The human monocytic U937 cell line was utilized to determine the effects of dexamethasone on TREM-1 expression. Cells were pre-incubated without (control) or with dexamethasone or hydrocortisone prior to stimulation with LPS or heat-killed P. aeruginosa. Compared to control cells, pre-treatment of U937 cells with dexamethasone prior to LPS stimulation decreased the percent of TREM-1-positive cells by 5.2% (p = 0.014, Figure 2A), and dexamethasone pre-treatment reduced the percent of TREM-1-positive cells stimulated with in heat-killed P. aeruginosa by 8.2% (not significant, Figure 2D). A similar reduction in TREM-1 MFI was observed in LPS-stimulated cells compared to control cells (Figure 2B, 41.3% mean reduction, p = 0.005). There were no significant changes in hydrocortisone-treated cells compared to controls (Figure 2E).

sTREM-1 levels decreased by 51.7% in dexamethasone-treated cells that were stimulated with LPS compared to control cells (Figure 2C, p = 0.011). Similarly, sTREM-1 levels decreased by 55.5% in dexamethasone-treated cells that were stimulated with P. aeruginosa (Figure 2F, p = 0.041). No effect of hydrocortisone was observed on sTREM-1 levels compared to control cells.

Since dexamethasone inhibits release of TNFα from whole blood of patients with sepsis (7), we investigated the role of TNFα on the observed effect of dexamethasone inhibition of TREM-1/sTREM-1 expression. Addition of TNFα to U937 cells increased the percent of TREM-1-positive cells stimulated with LPS compared to LPS alone (compare LPS bars in Figures 2A and 3A). Addition of dexamethasone completely suppressed LPS-stimulated production of TREM-1, similar to levels observed for untreated cell controls (Figure 3A, p < 0.0001). Similar dexamethasone suppressive effects were observed for TREM-1 MFI (Figure 3B, p = 0.001), and sTREM-1 levels (Figure 3C, p = 0.029) compared to the LPS-only controls.
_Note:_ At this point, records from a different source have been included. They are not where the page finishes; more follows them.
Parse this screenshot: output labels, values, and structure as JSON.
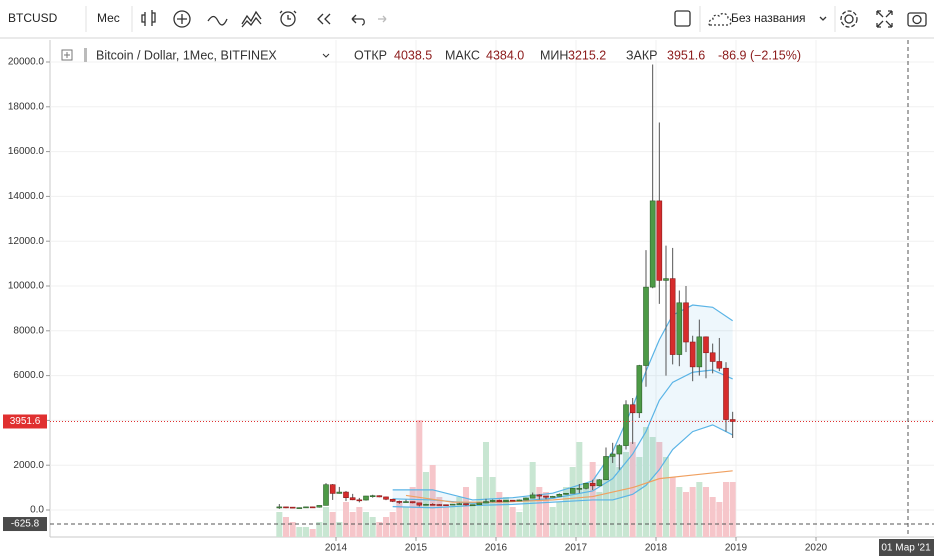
{
  "toolbar": {
    "symbol": "BTCUSD",
    "interval": "Мес",
    "layout_name": "Без названия"
  },
  "legend": {
    "title": "Bitcoin / Dollar, 1Мес, BITFINEX",
    "open_label": "ОТКР",
    "open": "4038.5",
    "high_label": "МАКС",
    "high": "4384.0",
    "low_label": "МИН",
    "low": "3215.2",
    "close_label": "ЗАКР",
    "close": "3951.6",
    "change": "-86.9 (−2.15%)"
  },
  "chart_data": {
    "type": "candlestick",
    "x": [
      "2013-04",
      "2013-05",
      "2013-06",
      "2013-07",
      "2013-08",
      "2013-09",
      "2013-10",
      "2013-11",
      "2013-12",
      "2014-01",
      "2014-02",
      "2014-03",
      "2014-04",
      "2014-05",
      "2014-06",
      "2014-07",
      "2014-08",
      "2014-09",
      "2014-10",
      "2014-11",
      "2014-12",
      "2015-01",
      "2015-02",
      "2015-03",
      "2015-04",
      "2015-05",
      "2015-06",
      "2015-07",
      "2015-08",
      "2015-09",
      "2015-10",
      "2015-11",
      "2015-12",
      "2016-01",
      "2016-02",
      "2016-03",
      "2016-04",
      "2016-05",
      "2016-06",
      "2016-07",
      "2016-08",
      "2016-09",
      "2016-10",
      "2016-11",
      "2016-12",
      "2017-01",
      "2017-02",
      "2017-03",
      "2017-04",
      "2017-05",
      "2017-06",
      "2017-07",
      "2017-08",
      "2017-09",
      "2017-10",
      "2017-11",
      "2017-12",
      "2018-01",
      "2018-02",
      "2018-03",
      "2018-04",
      "2018-05",
      "2018-06",
      "2018-07",
      "2018-08",
      "2018-09",
      "2018-10",
      "2018-11",
      "2018-12"
    ],
    "open": [
      93,
      139,
      128,
      97,
      106,
      140,
      126,
      205,
      1130,
      740,
      800,
      550,
      455,
      445,
      625,
      640,
      585,
      480,
      385,
      338,
      375,
      320,
      217,
      254,
      244,
      236,
      230,
      263,
      284,
      230,
      236,
      314,
      377,
      430,
      368,
      437,
      416,
      448,
      531,
      673,
      622,
      573,
      608,
      701,
      745,
      966,
      968,
      1190,
      1080,
      1350,
      2390,
      2500,
      2875,
      4700,
      4340,
      6450,
      9950,
      13800,
      10250,
      10330,
      6940,
      9250,
      7500,
      6390,
      7730,
      7020,
      6630,
      6330,
      4038.5
    ],
    "high": [
      266,
      140,
      130,
      115,
      140,
      145,
      210,
      1200,
      1160,
      1030,
      850,
      720,
      540,
      630,
      680,
      655,
      600,
      495,
      420,
      460,
      383,
      320,
      280,
      300,
      263,
      247,
      270,
      317,
      286,
      244,
      333,
      500,
      467,
      465,
      442,
      440,
      470,
      550,
      780,
      705,
      625,
      630,
      740,
      760,
      980,
      1160,
      1200,
      1350,
      1380,
      2790,
      3000,
      2940,
      4900,
      5000,
      6480,
      11600,
      19890,
      17300,
      11800,
      11700,
      9800,
      10000,
      7780,
      8500,
      7750,
      7430,
      7680,
      6600,
      4384.0
    ],
    "low": [
      50,
      80,
      90,
      65,
      100,
      115,
      105,
      200,
      450,
      730,
      400,
      440,
      340,
      420,
      550,
      570,
      440,
      355,
      275,
      325,
      300,
      160,
      210,
      235,
      215,
      226,
      220,
      252,
      195,
      225,
      235,
      300,
      350,
      352,
      365,
      395,
      412,
      436,
      525,
      470,
      480,
      570,
      602,
      683,
      740,
      750,
      920,
      890,
      1060,
      1350,
      2100,
      1800,
      2700,
      2950,
      4110,
      5500,
      9900,
      9200,
      6000,
      6500,
      6420,
      7050,
      5750,
      6000,
      5880,
      6100,
      6200,
      3500,
      3215.2
    ],
    "close": [
      139,
      128,
      97,
      106,
      140,
      126,
      205,
      1130,
      740,
      800,
      550,
      455,
      445,
      625,
      640,
      585,
      480,
      385,
      338,
      375,
      320,
      217,
      254,
      244,
      236,
      230,
      263,
      284,
      230,
      236,
      314,
      377,
      430,
      368,
      437,
      416,
      448,
      531,
      673,
      622,
      573,
      608,
      701,
      745,
      966,
      968,
      1190,
      1080,
      1350,
      2390,
      2500,
      2875,
      4700,
      4340,
      6450,
      9950,
      13800,
      10250,
      10330,
      6940,
      9250,
      7500,
      6390,
      7730,
      7020,
      6630,
      6330,
      4038.5,
      3951.6
    ],
    "volume": [
      25,
      20,
      15,
      10,
      10,
      8,
      15,
      30,
      25,
      15,
      35,
      25,
      30,
      25,
      20,
      15,
      20,
      25,
      35,
      30,
      50,
      117,
      65,
      72,
      40,
      30,
      30,
      40,
      50,
      35,
      60,
      95,
      60,
      45,
      40,
      30,
      25,
      40,
      75,
      50,
      45,
      30,
      35,
      50,
      70,
      95,
      50,
      75,
      45,
      60,
      80,
      70,
      85,
      95,
      80,
      110,
      100,
      95,
      80,
      60,
      50,
      45,
      50,
      55,
      50,
      40,
      35,
      55,
      55
    ],
    "up_color": "#4d9a46",
    "down_color": "#d62c2c",
    "series": [
      {
        "name": "BB Upper",
        "color": "#5ab4e6",
        "x": [
          "2014-09",
          "2015-03",
          "2015-09",
          "2016-03",
          "2016-09",
          "2017-03",
          "2017-06",
          "2017-09",
          "2017-11",
          "2018-01",
          "2018-03",
          "2018-06",
          "2018-09",
          "2018-12"
        ],
        "values": [
          900,
          900,
          450,
          550,
          750,
          1300,
          2600,
          4600,
          6200,
          7600,
          8700,
          9150,
          9050,
          8450
        ]
      },
      {
        "name": "BB Basis",
        "color": "#5ab4e6",
        "x": [
          "2014-09",
          "2015-03",
          "2015-09",
          "2016-03",
          "2016-09",
          "2017-03",
          "2017-06",
          "2017-09",
          "2017-11",
          "2018-01",
          "2018-03",
          "2018-06",
          "2018-09",
          "2018-12"
        ],
        "values": [
          500,
          450,
          300,
          380,
          520,
          850,
          1400,
          2500,
          3500,
          4900,
          5700,
          6150,
          6250,
          5850
        ]
      },
      {
        "name": "BB Lower",
        "color": "#5ab4e6",
        "x": [
          "2014-09",
          "2015-03",
          "2015-09",
          "2016-03",
          "2016-09",
          "2017-03",
          "2017-06",
          "2017-09",
          "2017-11",
          "2018-01",
          "2018-03",
          "2018-06",
          "2018-09",
          "2018-12"
        ],
        "values": [
          150,
          100,
          200,
          250,
          350,
          450,
          450,
          700,
          1100,
          1800,
          2700,
          3500,
          3800,
          3350
        ]
      },
      {
        "name": "MA",
        "color": "#f0a060",
        "x": [
          "2014-11",
          "2015-06",
          "2016-01",
          "2016-09",
          "2017-03",
          "2017-09",
          "2018-01",
          "2018-06",
          "2018-12"
        ],
        "values": [
          650,
          350,
          350,
          450,
          600,
          1000,
          1400,
          1560,
          1750
        ]
      }
    ],
    "ylim": [
      -1205,
      20982
    ],
    "yticks": [
      {
        "value": 0,
        "label": "0.0"
      },
      {
        "value": 2000,
        "label": "2000.0"
      },
      {
        "value": 4000,
        "label": "4000.0"
      },
      {
        "value": 6000,
        "label": "6000.0"
      },
      {
        "value": 8000,
        "label": "8000.0"
      },
      {
        "value": 10000,
        "label": "10000.0"
      },
      {
        "value": 12000,
        "label": "12000.0"
      },
      {
        "value": 14000,
        "label": "14000.0"
      },
      {
        "value": 16000,
        "label": "16000.0"
      },
      {
        "value": 18000,
        "label": "18000.0"
      },
      {
        "value": 20000,
        "label": "20000.0"
      }
    ],
    "xticks": [
      2014,
      2015,
      2016,
      2017,
      2018,
      2019,
      2020
    ],
    "last_price": 3951.6,
    "crosshair": {
      "price": -625.8,
      "time": "01 Мар '21"
    },
    "grid": true
  }
}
To separately confirm the affects of TNFα on TREM-1 expression, U937 cells were incubated with an anti-TNFα antibody. Blockade of TNFα activity by the anti-TNFα antibody completely abolished the dexamethasone-dependent suppression of TREM-1 and sTREM-1 (Figures 3D–F).

In order to further understand the significance of TNFα for the suppressive effect of dexamethasone on TREM-1 expression, animal experiments were conducted in mice deficient for TNFα. TNF^−/− mice were pre-treated with either saline (control) or dexamethasone prior to infection with P. aeruginosa. As shown in Figure 4A, pre-treatment with dexamethasone did not offer any significant survival benefit. Expression of TREM-1 on circulating neutrophils was not significantly decreased in the dexamethasone-treated mice compared to the control mice (Figures 4B,C).

To examine if the dexamethasone mechanism of action is mediated through an affect on gene expression, U937 monocytes were stimulated with heat-killed P. aeruginosa. Treatment of cells with dexamethasone significantly decreased the number of TREM-1 copies (Figure 5) compared to stimulated cells (92.5% mean reduction, p = 0.021).